The possibility of a change in substantive law should ordinarily not be given conclusive or even substantial weight in the forum non conveniens inquiry. If conclusive or substantial weight were given to the possibility of a change in law, the forum non conveniens doctrine would become virtually useless. Jurisdiction and venue requirements are often easily satisfied. As a result, many plaintiffs are able to choose from among several forums. Ordinarily, these plaintiffs will select that forum whose choice-of-law rules are most advantageous. Thus, if the possibility of an unfavorable change in substantive law is given substantial weight in the forum non conveniens inquiry, dismissal would rarely be proper.
Additionally, this would lead to other practical problems. At least where the foreign plaintiff named an American manufacturer as defendant, a court could not dismiss the case on grounds of forum non conveniens where dismissal might lead to an unfavorable change in law. The American courts, already very attractive to plaintiffs, would become even more attractive. The flow of litigation into the United States would increase and further congest already crowded courts.

"The Court of Appeals erred in holding that plaintiffs may defeat a motion to dismiss on the ground of forum non conveniens merely by showing that the substantive law that would be applied in the alternative forum is less favorable to the plaintiffs than that of the present forum. The possibility of a change in substantive law should ordinarily not be given conclusive or even substantial weight in the forum non conveniens inquiry."

===Holding 2===

Because the central purpose of any forum non conveniens inquiry is to ensure that the trial is convenient, a foreign plaintiff's choice deserves less deference. The District Court's holding that the case would be better suited in Scotland was not unreasonable. First, because the majority of evidence was there and second, because the decedents were not able to properly implead the defendants.
Also, Pennsylvania would not be a good venue because there would need to be two law standards - the Pennsylvania law would apply to Piper and Scottish law would apply to Hartzell. A trial involving two sets of laws would be confusing to the jury. A lack of familiarity with Scottish law would also be confusing. Another powerful reason why Pennsylvania is a bad venue is that Scotland has a very strong interest in this litigation. There is "a local interest in having localized controversies decided at home."

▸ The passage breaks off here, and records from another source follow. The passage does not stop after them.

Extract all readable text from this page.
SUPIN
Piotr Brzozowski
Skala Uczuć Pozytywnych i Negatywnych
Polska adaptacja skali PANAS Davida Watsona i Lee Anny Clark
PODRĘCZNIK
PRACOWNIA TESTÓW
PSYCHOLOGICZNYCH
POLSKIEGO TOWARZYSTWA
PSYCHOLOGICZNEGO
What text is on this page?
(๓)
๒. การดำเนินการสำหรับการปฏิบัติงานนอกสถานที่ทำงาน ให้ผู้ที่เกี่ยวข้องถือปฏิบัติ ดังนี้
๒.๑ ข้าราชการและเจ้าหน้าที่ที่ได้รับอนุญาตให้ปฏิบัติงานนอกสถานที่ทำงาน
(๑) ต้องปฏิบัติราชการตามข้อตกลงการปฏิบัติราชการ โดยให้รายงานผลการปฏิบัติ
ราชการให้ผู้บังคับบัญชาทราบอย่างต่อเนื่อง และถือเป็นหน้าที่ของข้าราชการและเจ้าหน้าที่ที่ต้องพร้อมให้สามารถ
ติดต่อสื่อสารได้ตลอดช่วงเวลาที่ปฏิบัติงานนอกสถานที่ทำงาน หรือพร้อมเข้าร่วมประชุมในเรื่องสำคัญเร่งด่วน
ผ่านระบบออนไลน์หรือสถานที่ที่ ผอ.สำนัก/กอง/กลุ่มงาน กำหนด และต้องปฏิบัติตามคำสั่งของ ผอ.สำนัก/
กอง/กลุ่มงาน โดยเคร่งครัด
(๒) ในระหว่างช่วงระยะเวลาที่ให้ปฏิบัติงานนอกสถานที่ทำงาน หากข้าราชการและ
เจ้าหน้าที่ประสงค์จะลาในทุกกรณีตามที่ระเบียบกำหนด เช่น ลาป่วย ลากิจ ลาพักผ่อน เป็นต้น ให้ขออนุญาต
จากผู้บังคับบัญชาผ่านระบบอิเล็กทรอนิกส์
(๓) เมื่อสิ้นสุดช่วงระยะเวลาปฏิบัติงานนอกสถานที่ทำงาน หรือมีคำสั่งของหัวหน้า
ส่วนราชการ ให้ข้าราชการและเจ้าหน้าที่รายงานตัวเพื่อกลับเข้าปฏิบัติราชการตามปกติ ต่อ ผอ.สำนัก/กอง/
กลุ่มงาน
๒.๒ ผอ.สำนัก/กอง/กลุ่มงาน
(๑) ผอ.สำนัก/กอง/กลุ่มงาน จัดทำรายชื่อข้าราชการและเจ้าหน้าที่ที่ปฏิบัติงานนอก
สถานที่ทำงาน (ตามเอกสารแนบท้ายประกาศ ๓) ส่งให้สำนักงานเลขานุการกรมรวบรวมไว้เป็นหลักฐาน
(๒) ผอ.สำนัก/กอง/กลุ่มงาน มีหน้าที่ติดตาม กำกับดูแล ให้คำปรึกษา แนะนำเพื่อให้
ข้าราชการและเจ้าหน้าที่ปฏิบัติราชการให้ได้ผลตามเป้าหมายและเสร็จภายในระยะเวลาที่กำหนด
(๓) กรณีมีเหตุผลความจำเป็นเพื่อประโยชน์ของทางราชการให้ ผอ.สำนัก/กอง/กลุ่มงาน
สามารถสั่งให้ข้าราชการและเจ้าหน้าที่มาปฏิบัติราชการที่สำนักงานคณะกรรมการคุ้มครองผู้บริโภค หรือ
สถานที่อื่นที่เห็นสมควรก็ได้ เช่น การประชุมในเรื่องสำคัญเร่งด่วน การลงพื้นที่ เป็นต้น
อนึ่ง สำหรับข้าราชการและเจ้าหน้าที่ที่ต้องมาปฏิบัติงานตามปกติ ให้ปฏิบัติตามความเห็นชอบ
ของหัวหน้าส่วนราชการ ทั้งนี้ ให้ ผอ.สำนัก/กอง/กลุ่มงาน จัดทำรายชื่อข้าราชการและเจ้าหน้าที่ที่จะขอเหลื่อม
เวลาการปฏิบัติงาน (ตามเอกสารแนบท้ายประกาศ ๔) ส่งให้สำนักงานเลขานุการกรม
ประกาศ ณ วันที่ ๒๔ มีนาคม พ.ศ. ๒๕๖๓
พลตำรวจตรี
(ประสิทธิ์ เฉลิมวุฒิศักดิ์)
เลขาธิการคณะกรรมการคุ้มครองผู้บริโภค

"Scotland has a very strong interest in this litigation. The accident occurred in its airspace. All of the decedents were Scottish. Apart from Piper and Hartzell, all potential plaintiffs and defendants are either Scottish or English. As we stated in Gilbert, there is 'a local interest in having localized controversies decided at home.' 330 U.S., at 509. Respondent argues that American citizens have an interest in ensuring that American manufacturers are deterred from producing defective products, and that additional deterrence might be obtained if Piper and Hartzell were tried in the United States, where they could be sued on the basis of both negligence and strict liability. However, the incremental deterrence that would be gained if this trial were held in an American court is likely to be insignificant. The American interest in this accident is simply not sufficient to justify the enormous commitment of judicial time and resources that would inevitably be required if the case were to be tried here."

==Disposition==
The ruling of the Court of Appeals was reversed, and the decision of the District Court reinstated.

==Rule==
If the remedy provided by the alternative forum is so clearly inadequate or unsatisfactory that it is no remedy at all, the unfavorable change in law may be given substantial weight; the district court may conclude that dismissal would not be in the interests of justice.